Of course, it could be that my view of what constitutes neutral and detached observations is skewed by various biases, or that I am oblivious of more intellectually competent and honest feminist authors. Therefore, I think it would be interesting to see a top-level post, or at least an open thread comment, elaborating on your insights in this area. This with all the usual caveats that apply to politically and ideologically charged topics, of course.

The thing is, "space alien" thought experiments are very hard to do, given that we're not space aliens, and they have come out both ways -- read Joanna Russ for speculative, "alien's-eye" fiction about gender that comes out very feminist.

The closest thing to a genuine "alien's-eye" view of gender and society would have to come from people who perceive both gender and society very differently: perhaps autistics or the transgendered or intersex. Even there it's shaky.

I can't really speak about other specialisations, but mathematical physics seems to me not too beneficial for general thinking skills. I know at least two mathematical physicists who think that the main task in the job is to suppress your intuitions (which isn't itself bad) at any cost (this is worse). So any heuristic argument they dismiss until you have find the correct way to prove it. The obsession with proofs makes mathematical physics (and mathematics in general) in my eyes closer to what is here called Traditional rationality than to Bayesian approach, and a little bit legalistic. Subjects like theoretical physics rely more on intuitions, but still firmly based in reality (well, string theory not so much, but still), and so closer to everyday thinking.

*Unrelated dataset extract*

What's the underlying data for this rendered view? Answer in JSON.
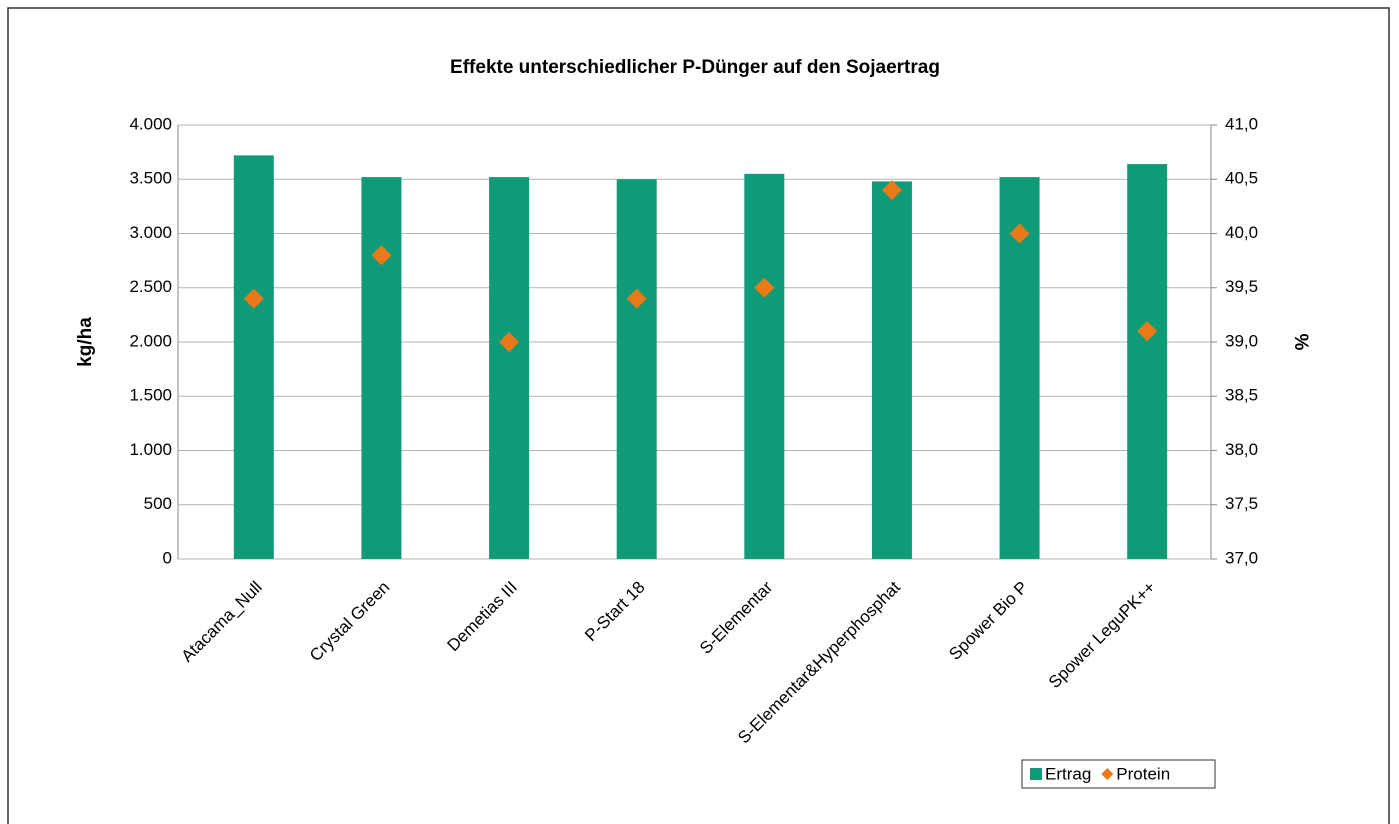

If the school has some "big names" who teach about their area of specialty, consider taking their classes. One of the very important researchers in my field was a professor at my university while I was there, but I had no idea at that time what he did, so I missed out.

1 . Really there are two things you need to get good at. First, there's "rationality" itself, for which you should learn the math and learn about cognitive bias etc. Second, there's the content of your beliefs; in other words, learning everything there is to know. So my answer for #1 is: find a big gap in your knowledge, and fill it.

2 . This is a very complicated question. In the big picture sense, the things that would be of most benefit to you would be things that have a huge impact on the future, like topics relevant to FAI or Transhumanism. You could work on improving the human lifespan and quality of life, or create something that will do that for you.

3 . If you've already done an undergraduate degree in AI, computing, or a field like that, you really should be able to just jump into a master's degree program in fields like Mathematics. Another bachelor's degree in a particular field doesn't make a lot of sense, partially because the main point of a bachelor's degree is to make you a well-rounded person and give you access to a wide variety of perspectives, and you've presumably already done that.

That said, some fields do expect you to have done a lot of specific work during your undergrad, so if you wanted to (say) go into a biotech-related field, you might need to do a bachelor's in a related field first.

4 . Computer science is always fun. Mostly, it's a long stream of interesting toy problems. Ditto for philosophy, but you really need to be at the right school for that to work. (Your generalizations aside, I must agree that philosophers who have done some programming seem superior, though I'm not a good choice for an unbiased opinion).